DW-W: Nothing in the IPCC report is news … not to the scientific community or to climate activists or even to anyone who’s been a close reader of new research about warming over the last few years. That is what the IPCC does: It does not introduce new findings or even new perspectives, but rather corrals the messy mass of existing, pedigreed scientific research into consensus assessments designed to deliver to the policymakers of the world an absolutely unquestionable account of the state of knowledge.
CTC: That’s helpful to those of us in the trenches. It aids us in seeing why the release of old news — include the lede that limiting the earth’s average temperature rise to 1.5°C is pretty much off the table — was served up by important media as news, period.

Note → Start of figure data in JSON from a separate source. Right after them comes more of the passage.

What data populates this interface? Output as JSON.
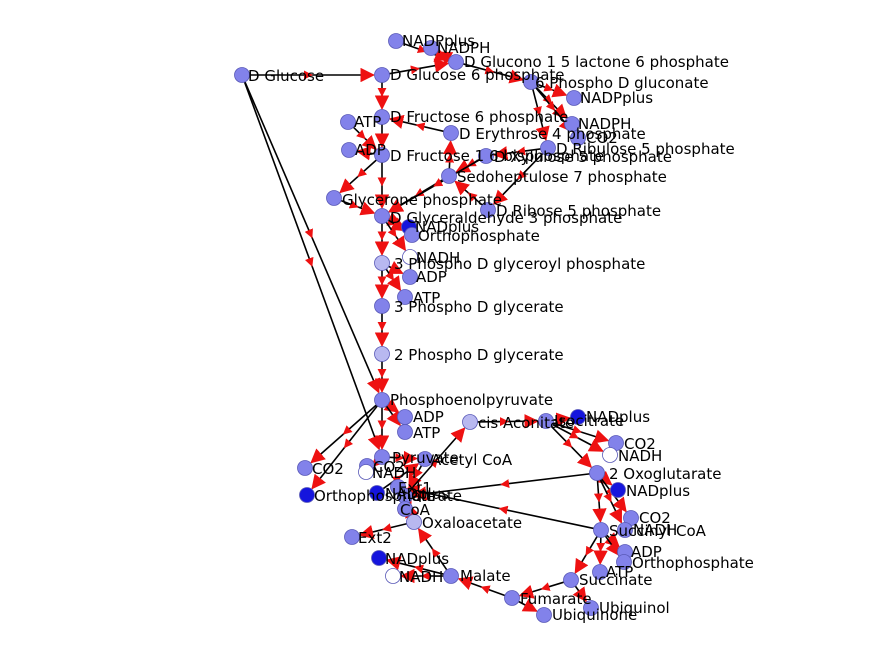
{
  "colors": {
    "edge": "#000000",
    "arrow": "#ee1111",
    "node_default": "#8282ea",
    "node_light": "#b8b8f0",
    "node_dark": "#1515dd",
    "node_white": "#ffffff",
    "node_stroke": "#5a5ab8"
  },
  "nodes": [
    {
      "id": "D_Glucose",
      "label": "D Glucose",
      "shade": "node_default"
    },
    {
      "id": "G6P",
      "label": "D Glucose 6 phosphate",
      "shade": "node_default"
    },
    {
      "id": "NADPplus1",
      "label": "NADPplus",
      "shade": "node_default"
    },
    {
      "id": "NADPH1",
      "label": "NADPH",
      "shade": "node_default"
    },
    {
      "id": "GL6P",
      "label": "D Glucono 1 5 lactone 6 phosphate",
      "shade": "node_default"
    },
    {
      "id": "PG6",
      "label": "6 Phospho D gluconate",
      "shade": "node_default"
    },
    {
      "id": "NADPplus2",
      "label": "NADPplus",
      "shade": "node_default"
    },
    {
      "id": "NADPH2",
      "label": "NADPH",
      "shade": "node_default"
    },
    {
      "id": "CO2a",
      "label": "CO2",
      "shade": "node_default"
    },
    {
      "id": "Ru5P",
      "label": "D Ribulose 5 phosphate",
      "shade": "node_default"
    },
    {
      "id": "Xu5P",
      "label": "D Xylulose 5 phosphate",
      "shade": "node_default"
    },
    {
      "id": "F6P",
      "label": "D Fructose 6 phosphate",
      "shade": "node_default"
    },
    {
      "id": "ATP1",
      "label": "ATP",
      "shade": "node_default"
    },
    {
      "id": "ADP1",
      "label": "ADP",
      "shade": "node_default"
    },
    {
      "id": "FBP",
      "label": "D Fructose 1 6 bisphosphate",
      "shade": "node_default"
    },
    {
      "id": "E4P",
      "label": "D Erythrose 4 phosphate",
      "shade": "node_default"
    },
    {
      "id": "S7P",
      "label": "Sedoheptulose 7 phosphate",
      "shade": "node_default"
    },
    {
      "id": "DHAP",
      "label": "Glycerone phosphate",
      "shade": "node_default"
    },
    {
      "id": "GAP",
      "label": "D Glyceraldehyde 3 phosphate",
      "shade": "node_default"
    },
    {
      "id": "R5P",
      "label": "D Ribose 5 phosphate",
      "shade": "node_default"
    },
    {
      "id": "NADplus1",
      "label": "NADplus",
      "shade": "node_dark"
    },
    {
      "id": "Pi1",
      "label": "Orthophosphate",
      "shade": "node_default"
    },
    {
      "id": "NADH1",
      "label": "NADH",
      "shade": "node_white"
    },
    {
      "id": "BPG",
      "label": "3 Phospho D glyceroyl phosphate",
      "shade": "node_light"
    },
    {
      "id": "ADP2",
      "label": "ADP",
      "shade": "node_default"
    },
    {
      "id": "ATP2",
      "label": "ATP",
      "shade": "node_default"
    },
    {
      "id": "PG3",
      "label": "3 Phospho D glycerate",
      "shade": "node_default"
    },
    {
      "id": "PG2",
      "label": "2 Phospho D glycerate",
      "shade": "node_light"
    },
    {
      "id": "PEP",
      "label": "Phosphoenolpyruvate",
      "shade": "node_default"
    },
    {
      "id": "ADP3",
      "label": "ADP",
      "shade": "node_default"
    },
    {
      "id": "ATP3",
      "label": "ATP",
      "shade": "node_default"
    },
    {
      "id": "CisAc",
      "label": "cis Aconitate",
      "shade": "node_light"
    },
    {
      "id": "Isocit",
      "label": "Isocitrate",
      "shade": "node_default"
    },
    {
      "id": "NADplus2",
      "label": "NADplus",
      "shade": "node_dark"
    },
    {
      "id": "CO2b",
      "label": "CO2",
      "shade": "node_default"
    },
    {
      "id": "NADH2",
      "label": "NADH",
      "shade": "node_white"
    },
    {
      "id": "OxoGlu",
      "label": "2 Oxoglutarate",
      "shade": "node_default"
    },
    {
      "id": "NADplus3",
      "label": "NADplus",
      "shade": "node_dark"
    },
    {
      "id": "CO2c",
      "label": "CO2",
      "shade": "node_default"
    },
    {
      "id": "NADH3",
      "label": "NADH",
      "shade": "node_default"
    },
    {
      "id": "SucCoA",
      "label": "Succinyl CoA",
      "shade": "node_default"
    },
    {
      "id": "ADP4",
      "label": "ADP",
      "shade": "node_default"
    },
    {
      "id": "Pi2",
      "label": "Orthophosphate",
      "shade": "node_default"
    },
    {
      "id": "ATP4",
      "label": "ATP",
      "shade": "node_default"
    },
    {
      "id": "Succ",
      "label": "Succinate",
      "shade": "node_default"
    },
    {
      "id": "Ubiquinol",
      "label": "Ubiquinol",
      "shade": "node_default"
    },
    {
      "id": "Fum",
      "label": "Fumarate",
      "shade": "node_default"
    },
    {
      "id": "Ubiquinone",
      "label": "Ubiquinone",
      "shade": "node_default"
    },
    {
      "id": "Mal",
      "label": "Malate",
      "shade": "node_default"
    },
    {
      "id": "NADplus4",
      "label": "NADplus",
      "shade": "node_dark"
    },
    {
      "id": "NADH4",
      "label": "NADH",
      "shade": "node_white"
    },
    {
      "id": "OAA",
      "label": "Oxaloacetate",
      "shade": "node_light"
    },
    {
      "id": "Ext2",
      "label": "Ext2",
      "shade": "node_default"
    },
    {
      "id": "Pyr",
      "label": "Pyruvate",
      "shade": "node_default"
    },
    {
      "id": "CO2d",
      "label": "CO2",
      "shade": "node_default"
    },
    {
      "id": "AcCoA",
      "label": "Acetyl CoA",
      "shade": "node_default"
    },
    {
      "id": "NADH5",
      "label": "NADH",
      "shade": "node_white"
    },
    {
      "id": "NADplus5",
      "label": "NADplus",
      "shade": "node_dark"
    },
    {
      "id": "Ext1",
      "label": "Ext1",
      "shade": "node_default"
    },
    {
      "id": "Citrate",
      "label": "Citrate",
      "shade": "node_default"
    },
    {
      "id": "CoA",
      "label": "CoA",
      "shade": "node_default"
    },
    {
      "id": "CO2e",
      "label": "CO2",
      "shade": "node_default"
    },
    {
      "id": "Pi3",
      "label": "Orthophosphate",
      "shade": "node_dark"
    }
  ],
  "edges": [
    [
      "D_Glucose",
      "G6P"
    ],
    [
      "G6P",
      "GL6P"
    ],
    [
      "NADPplus1",
      "GL6P"
    ],
    [
      "GL6P",
      "NADPH1"
    ],
    [
      "GL6P",
      "PG6"
    ],
    [
      "PG6",
      "NADPplus2"
    ],
    [
      "PG6",
      "NADPH2"
    ],
    [
      "PG6",
      "CO2a"
    ],
    [
      "PG6",
      "Ru5P"
    ],
    [
      "Ru5P",
      "Xu5P"
    ],
    [
      "Ru5P",
      "R5P"
    ],
    [
      "G6P",
      "F6P"
    ],
    [
      "F6P",
      "FBP"
    ],
    [
      "ATP1",
      "FBP"
    ],
    [
      "FBP",
      "ADP1"
    ],
    [
      "FBP",
      "DHAP"
    ],
    [
      "FBP",
      "GAP"
    ],
    [
      "DHAP",
      "GAP"
    ],
    [
      "Xu5P",
      "S7P"
    ],
    [
      "R5P",
      "S7P"
    ],
    [
      "S7P",
      "GAP"
    ],
    [
      "S7P",
      "E4P"
    ],
    [
      "E4P",
      "F6P"
    ],
    [
      "Xu5P",
      "GAP"
    ],
    [
      "GAP",
      "NADplus1"
    ],
    [
      "GAP",
      "Pi1"
    ],
    [
      "GAP",
      "NADH1"
    ],
    [
      "GAP",
      "BPG"
    ],
    [
      "BPG",
      "ADP2"
    ],
    [
      "BPG",
      "ATP2"
    ],
    [
      "BPG",
      "PG3"
    ],
    [
      "PG3",
      "PG2"
    ],
    [
      "PG2",
      "PEP"
    ],
    [
      "PEP",
      "ADP3"
    ],
    [
      "PEP",
      "ATP3"
    ],
    [
      "PEP",
      "Pyr"
    ],
    [
      "D_Glucose",
      "PEP"
    ],
    [
      "D_Glucose",
      "Pyr"
    ],
    [
      "Pyr",
      "CO2d"
    ],
    [
      "Pyr",
      "AcCoA"
    ],
    [
      "Pyr",
      "NADH5"
    ],
    [
      "NADplus5",
      "AcCoA"
    ],
    [
      "AcCoA",
      "Citrate"
    ],
    [
      "OAA",
      "Citrate"
    ],
    [
      "Citrate",
      "CoA"
    ],
    [
      "Citrate",
      "CisAc"
    ],
    [
      "CisAc",
      "Isocit"
    ],
    [
      "Isocit",
      "NADplus2"
    ],
    [
      "Isocit",
      "CO2b"
    ],
    [
      "Isocit",
      "NADH2"
    ],
    [
      "Isocit",
      "OxoGlu"
    ],
    [
      "OxoGlu",
      "NADplus3"
    ],
    [
      "OxoGlu",
      "CO2c"
    ],
    [
      "OxoGlu",
      "NADH3"
    ],
    [
      "OxoGlu",
      "SucCoA"
    ],
    [
      "SucCoA",
      "ADP4"
    ],
    [
      "SucCoA",
      "Pi2"
    ],
    [
      "SucCoA",
      "ATP4"
    ],
    [
      "SucCoA",
      "Succ"
    ],
    [
      "Succ",
      "Ubiquinol"
    ],
    [
      "Succ",
      "Fum"
    ],
    [
      "Fum",
      "Ubiquinone"
    ],
    [
      "Fum",
      "Mal"
    ],
    [
      "Mal",
      "NADplus4"
    ],
    [
      "Mal",
      "NADH4"
    ],
    [
      "Mal",
      "OAA"
    ],
    [
      "OAA",
      "Ext2"
    ],
    [
      "Ext1",
      "OAA"
    ],
    [
      "PEP",
      "CO2e"
    ],
    [
      "PEP",
      "Pi3"
    ],
    [
      "OxoGlu",
      "Citrate"
    ],
    [
      "SucCoA",
      "Ext1"
    ]
  ]
}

DW-W: The IPCC has also, thankfully, offered a practical suggestion, proposing the imposition of a carbon tax many, many times higher than those currently in use or being considered — they propose raising the cost of a ton of carbon possibly as high $5,000 by 2030, a price they suggest may have to grow to $27,000 per ton by 2100. Today, the average price of carbon across 42 major economies is just $8 per ton. The new Nobel laureate in economics, William Nordhaus, made his name by almost inventing the economic study of climate change, and his preferred carbon tax is $40 per ton — which would probably land us at about 3.5 degrees of warming. He considers that grotesque level “optimal.”
CTC: Yesterday we posted the comment by our colleague Thomas Sterner, declaring that Nordhaus’s “choice to label the 3.5°C [temperature rise] as optimal is … unfortunate.” Today we would rather dwell on the brighter side, that the IPCC for the first time called not just for a carbon price but for a high one, as we reported on Monday.
DW-W: A carbon tax is only a spark to action, not action itself.
CTC: Yes … and no. No, because a robust carbon tax will be far more than a mere spark — it will stimulate enormous changes in behavior, investment, decision-making and innovation, all of it toward vastly lessened use of carbon fuels. Yes, because the tax itself doesn’t reduce emissions, rather it instills incentives that will provoke the reductions.